Community of the Wrongly Accused
November 19, 2012
The ignorance is appalling, and more than a little tiresome.
Katelyn Sack, a writer for the UK Guardian’s blog, has the American college rape problem all figured out, so she thinks. Among her other off-the-mark epiphanies is the following indictment of our criminal jurisprudence: “This ‘beyond a reasonable doubt’ standard reduces the likelihood to a single-digit percentage chance that a rapist will be convicted and sentenced to prison.”
Wait, wait, wait. We see comments like this so frequently that we probably don’t even think about what they mean. What Sacks is saying is this: because the standard of proof makes it difficult to get a conviction in a rape case, if you have 100 rapists, less than 10 of those rapists will be found guilty.
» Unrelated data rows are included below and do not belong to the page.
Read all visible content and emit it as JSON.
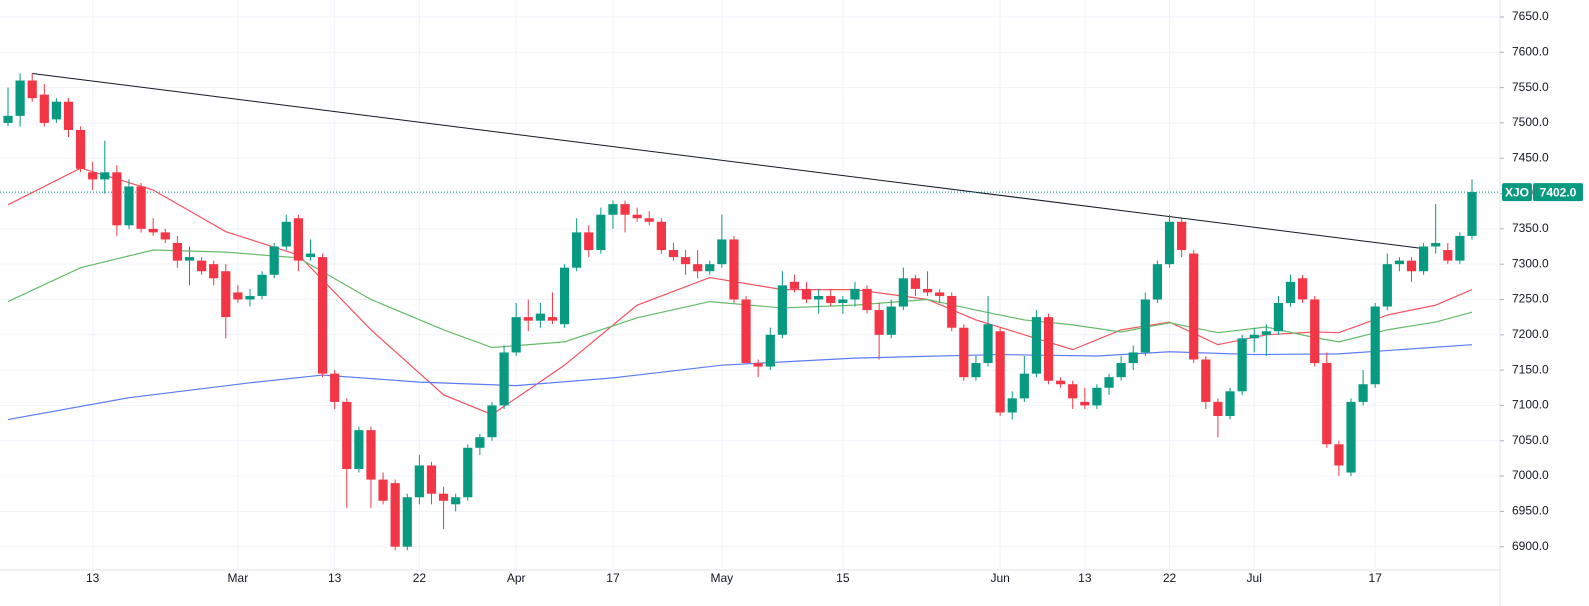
{
  "chart_data": {
    "type": "candlestick",
    "categories": [
      null,
      null,
      null,
      null,
      null,
      null,
      null,
      "13",
      null,
      null,
      null,
      null,
      null,
      null,
      null,
      null,
      null,
      null,
      null,
      "Mar",
      null,
      null,
      null,
      null,
      null,
      null,
      null,
      "13",
      null,
      null,
      null,
      null,
      null,
      null,
      "22",
      null,
      null,
      null,
      null,
      null,
      null,
      null,
      "Apr",
      null,
      null,
      null,
      null,
      null,
      null,
      null,
      "17",
      null,
      null,
      null,
      null,
      null,
      null,
      null,
      null,
      "May",
      null,
      null,
      null,
      null,
      null,
      null,
      null,
      null,
      null,
      "15",
      null,
      null,
      null,
      null,
      null,
      null,
      null,
      null,
      null,
      null,
      null,
      null,
      "Jun",
      null,
      null,
      null,
      null,
      null,
      null,
      "13",
      null,
      null,
      null,
      null,
      null,
      null,
      "22",
      null,
      null,
      null,
      null,
      null,
      null,
      "Jul",
      null,
      null,
      null,
      null,
      null,
      null,
      null,
      null,
      null,
      "17",
      null,
      null,
      null,
      null,
      null,
      null,
      null,
      null
    ],
    "open": [
      7500,
      7510,
      7560,
      7540,
      7505,
      7530,
      7490,
      7430,
      7420,
      7430,
      7355,
      7410,
      7350,
      7345,
      7330,
      7305,
      7305,
      7300,
      7290,
      7260,
      7250,
      7255,
      7285,
      7325,
      7365,
      7310,
      7310,
      7145,
      7105,
      7010,
      7065,
      6995,
      6990,
      6900,
      6970,
      7015,
      6975,
      6960,
      6970,
      7040,
      7055,
      7100,
      7175,
      7225,
      7220,
      7225,
      7215,
      7295,
      7345,
      7320,
      7370,
      7385,
      7370,
      7365,
      7360,
      7320,
      7310,
      7300,
      7290,
      7300,
      7335,
      7250,
      7160,
      7155,
      7200,
      7275,
      7265,
      7250,
      7255,
      7245,
      7250,
      7265,
      7235,
      7200,
      7240,
      7280,
      7265,
      7260,
      7255,
      7210,
      7140,
      7160,
      7205,
      7090,
      7110,
      7145,
      7225,
      7135,
      7130,
      7105,
      7100,
      7125,
      7140,
      7160,
      7175,
      7250,
      7300,
      7360,
      7315,
      7165,
      7105,
      7085,
      7120,
      7195,
      7200,
      7205,
      7245,
      7280,
      7250,
      7160,
      7045,
      7005,
      7105,
      7130,
      7240,
      7300,
      7305,
      7290,
      7325,
      7320,
      7305,
      7340
    ],
    "high": [
      7550,
      7570,
      7570,
      7555,
      7535,
      7535,
      7495,
      7445,
      7475,
      7440,
      7420,
      7415,
      7365,
      7350,
      7340,
      7325,
      7310,
      7305,
      7300,
      7270,
      7265,
      7290,
      7330,
      7370,
      7370,
      7335,
      7315,
      7150,
      7110,
      7070,
      7070,
      7005,
      6995,
      6975,
      7030,
      7020,
      6985,
      6975,
      7045,
      7060,
      7105,
      7185,
      7245,
      7250,
      7245,
      7260,
      7300,
      7365,
      7355,
      7380,
      7390,
      7390,
      7380,
      7375,
      7365,
      7330,
      7320,
      7320,
      7305,
      7370,
      7340,
      7255,
      7165,
      7210,
      7290,
      7285,
      7275,
      7265,
      7265,
      7255,
      7275,
      7270,
      7245,
      7250,
      7295,
      7285,
      7290,
      7265,
      7260,
      7215,
      7170,
      7255,
      7210,
      7120,
      7170,
      7235,
      7230,
      7140,
      7135,
      7125,
      7130,
      7145,
      7170,
      7185,
      7260,
      7305,
      7370,
      7365,
      7320,
      7170,
      7110,
      7125,
      7200,
      7210,
      7215,
      7255,
      7285,
      7285,
      7255,
      7175,
      7050,
      7110,
      7150,
      7245,
      7315,
      7310,
      7310,
      7330,
      7385,
      7330,
      7345,
      7420
    ],
    "low": [
      7495,
      7495,
      7530,
      7495,
      7500,
      7480,
      7430,
      7405,
      7400,
      7340,
      7350,
      7345,
      7340,
      7330,
      7295,
      7270,
      7285,
      7270,
      7195,
      7245,
      7240,
      7250,
      7280,
      7320,
      7290,
      7305,
      7140,
      7095,
      6955,
      7005,
      6955,
      6960,
      6895,
      6895,
      6960,
      6960,
      6925,
      6950,
      6965,
      7030,
      7050,
      7095,
      7170,
      7205,
      7210,
      7215,
      7210,
      7290,
      7310,
      7315,
      7350,
      7345,
      7360,
      7355,
      7315,
      7305,
      7285,
      7280,
      7285,
      7295,
      7245,
      7160,
      7140,
      7150,
      7195,
      7260,
      7245,
      7230,
      7240,
      7230,
      7240,
      7230,
      7165,
      7195,
      7235,
      7255,
      7255,
      7245,
      7205,
      7135,
      7135,
      7155,
      7085,
      7080,
      7105,
      7140,
      7130,
      7125,
      7095,
      7095,
      7095,
      7115,
      7135,
      7150,
      7170,
      7245,
      7295,
      7310,
      7160,
      7095,
      7055,
      7080,
      7115,
      7175,
      7170,
      7200,
      7240,
      7245,
      7155,
      7040,
      7000,
      7000,
      7100,
      7125,
      7235,
      7290,
      7275,
      7285,
      7315,
      7300,
      7300,
      7335
    ],
    "close": [
      7510,
      7560,
      7535,
      7500,
      7530,
      7490,
      7435,
      7420,
      7430,
      7355,
      7410,
      7350,
      7345,
      7335,
      7305,
      7310,
      7290,
      7280,
      7225,
      7250,
      7255,
      7285,
      7325,
      7360,
      7305,
      7315,
      7145,
      7105,
      7010,
      7065,
      6995,
      6965,
      6900,
      6970,
      7015,
      6975,
      6965,
      6970,
      7040,
      7055,
      7100,
      7175,
      7225,
      7220,
      7230,
      7220,
      7295,
      7345,
      7320,
      7370,
      7385,
      7370,
      7365,
      7360,
      7320,
      7310,
      7300,
      7290,
      7300,
      7335,
      7250,
      7160,
      7155,
      7200,
      7270,
      7265,
      7250,
      7255,
      7245,
      7250,
      7265,
      7235,
      7200,
      7240,
      7280,
      7265,
      7260,
      7255,
      7210,
      7140,
      7160,
      7215,
      7090,
      7110,
      7145,
      7225,
      7135,
      7130,
      7110,
      7100,
      7125,
      7140,
      7160,
      7175,
      7250,
      7300,
      7360,
      7320,
      7165,
      7105,
      7085,
      7120,
      7195,
      7200,
      7205,
      7245,
      7275,
      7250,
      7160,
      7045,
      7015,
      7105,
      7130,
      7240,
      7300,
      7305,
      7290,
      7325,
      7330,
      7305,
      7340,
      7402
    ],
    "up_color": "#089981",
    "down_color": "#f23645",
    "overlays": [
      {
        "color": "#f7525f",
        "x": [
          0,
          6,
          12,
          18,
          24,
          30,
          36,
          40,
          46,
          52,
          58,
          64,
          70,
          76,
          80,
          84,
          88,
          92,
          96,
          100,
          104,
          108,
          110,
          114,
          118,
          121
        ],
        "values": [
          7384,
          7436,
          7405,
          7346,
          7313,
          7207,
          7115,
          7087,
          7157,
          7242,
          7281,
          7264,
          7264,
          7250,
          7221,
          7200,
          7179,
          7207,
          7218,
          7186,
          7200,
          7204,
          7203,
          7228,
          7242,
          7264
        ]
      },
      {
        "color": "#66bb6a",
        "x": [
          0,
          6,
          12,
          18,
          24,
          30,
          36,
          40,
          46,
          52,
          58,
          64,
          70,
          76,
          80,
          84,
          88,
          92,
          96,
          100,
          104,
          108,
          110,
          114,
          118,
          121
        ],
        "values": [
          7247,
          7295,
          7320,
          7317,
          7309,
          7250,
          7207,
          7182,
          7190,
          7224,
          7247,
          7238,
          7242,
          7250,
          7235,
          7221,
          7214,
          7204,
          7217,
          7203,
          7211,
          7196,
          7190,
          7207,
          7218,
          7232
        ]
      },
      {
        "color": "#5b7cfa",
        "x": [
          0,
          10,
          20,
          26,
          34,
          42,
          50,
          59,
          70,
          82,
          90,
          96,
          103,
          110,
          121
        ],
        "values": [
          7080,
          7111,
          7132,
          7143,
          7133,
          7128,
          7139,
          7157,
          7167,
          7172,
          7170,
          7176,
          7172,
          7173,
          7186
        ]
      }
    ],
    "trendline": {
      "x": [
        2,
        117
      ],
      "values": [
        7570,
        7322
      ],
      "color": "#131722"
    },
    "last_price": {
      "symbol": "XJO",
      "value": 7402,
      "label": "7402.0",
      "color": "#089981"
    },
    "ylim": [
      6867,
      7674
    ],
    "yticks": [
      {
        "value": 6900,
        "label": "6900.0"
      },
      {
        "value": 6950,
        "label": "6950.0"
      },
      {
        "value": 7000,
        "label": "7000.0"
      },
      {
        "value": 7050,
        "label": "7050.0"
      },
      {
        "value": 7100,
        "label": "7100.0"
      },
      {
        "value": 7150,
        "label": "7150.0"
      },
      {
        "value": 7200,
        "label": "7200.0"
      },
      {
        "value": 7250,
        "label": "7250.0"
      },
      {
        "value": 7300,
        "label": "7300.0"
      },
      {
        "value": 7350,
        "label": "7350.0"
      },
      {
        "value": 7400,
        "label": "7400.0"
      },
      {
        "value": 7450,
        "label": "7450.0"
      },
      {
        "value": 7500,
        "label": "7500.0"
      },
      {
        "value": 7550,
        "label": "7550.0"
      },
      {
        "value": 7600,
        "label": "7600.0"
      },
      {
        "value": 7650,
        "label": "7650.0"
      }
    ],
    "grid": true
  }
}
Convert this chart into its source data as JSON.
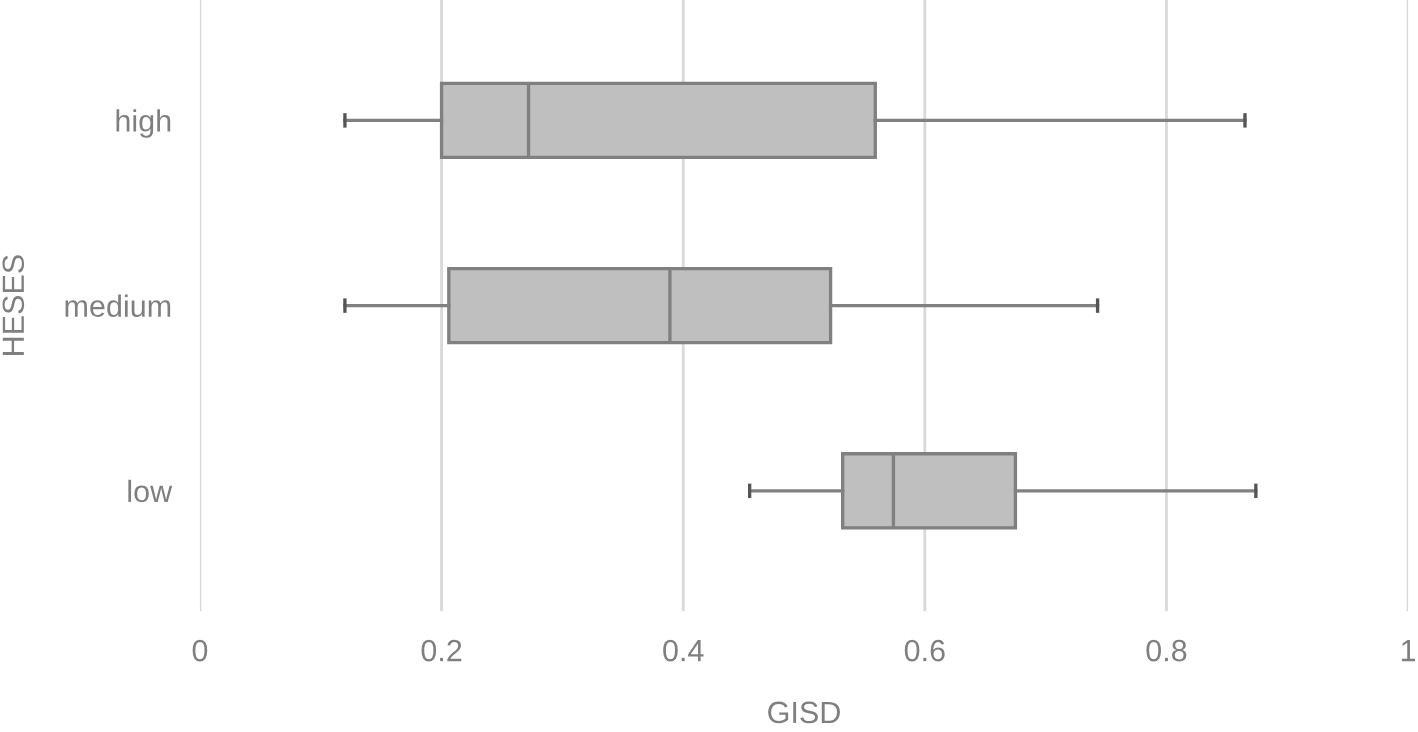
{
  "chart_data": {
    "type": "box",
    "orientation": "horizontal",
    "xlabel": "GISD",
    "ylabel": "HESES",
    "categories": [
      "high",
      "medium",
      "low"
    ],
    "color": "#bfbfbf",
    "boxes": [
      {
        "low": 0.12,
        "q1": 0.2,
        "median": 0.272,
        "q3": 0.559,
        "high": 0.865
      },
      {
        "low": 0.12,
        "q1": 0.206,
        "median": 0.389,
        "q3": 0.522,
        "high": 0.743
      },
      {
        "low": 0.455,
        "q1": 0.532,
        "median": 0.574,
        "q3": 0.675,
        "high": 0.874
      }
    ],
    "xlim": [
      0,
      1
    ],
    "xticks": [
      0,
      0.2,
      0.4,
      0.6,
      0.8,
      1
    ],
    "grid": "x",
    "legend": false
  }
}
Do you see what she does? She assumes they are all rapists to begin with. The “beyond a reasonable doubt” standard of proof is their “get out of jail free” card, a technicality that makes it almost impossible for victims to get justice.
Sack’s assertion is beyond appalling. Does the standard of proof allow some rapists to go free? Undoubtedly it does. Blackstone’s formulation is a hallmark of our criminal justice system. By the same token, even with the “beyond a reasonable doubt” standard of proof, are some innocent men and boys convicted of rape? Spend a few weeks reading through this blog if you don’t know the answer to that. The standard is “beyond the reasonable doubt” to insure, to the best of our ability, that only the guilty are punished. It must be wonderful to be Sack — she doesn’t need any standard of proof to know who’s guilty–in Sack’s world, the trial is over before it has begun because an accusation is as good as a conviction.
Sack’s other points are scarcely worth responding to. The screwball centerpiece of her argument is this: “. . . universities deny otherwise available legal counsel to students involved in disputes with other students. If you get arrested for drunk-driving, most American universities offer you legal assistance. Not so if you get raped by another student – as in the majority of college rape cases. This policy reinforces survivors’ ignorance about civil complaints. Because criminal rape complaints usually fail, civil complaints give survivors an otherwise-absent fighting chance in court.”
Sack wants the university to provide to the services of a civil lawyer so that rape accusers can sue their rapists, and she has no concern that this is completely unrealistic. The cost of a civil lawyer to handle a claim of this nature in a major metropolitan area could easily run in the $50,000-$75,000 range, perhaps much more. Moreover, it is likely that most college rapists are essentially judgment-proof. It is for that reason that it is so difficult to attract qualified contingent fee counsel to handle these cases to begin with. If the rapist can’t pay the judgment, the entire exercise is a waste of time and self-defeating. Beyond that, Sack doesn’t bother to address the issue of whether the accused student is entitled to a free civil attorney to handle his defense and counterclaim. She likely hasn’t even considered the possibility that the accused student might actually have a defense and a counterclaim, but if the school is going to pay for the accuser’s costs, it should also pay for the accused’s costs as well. So double the legal fees. Oh, and by the way, on his counterclaim — the accuser is as likely to be judgment-proof as is the accused.
I swear, we are regressing on these issues, and it’s because the people who are addressing them in media outlets with big audiences are often ill-equipped to do so.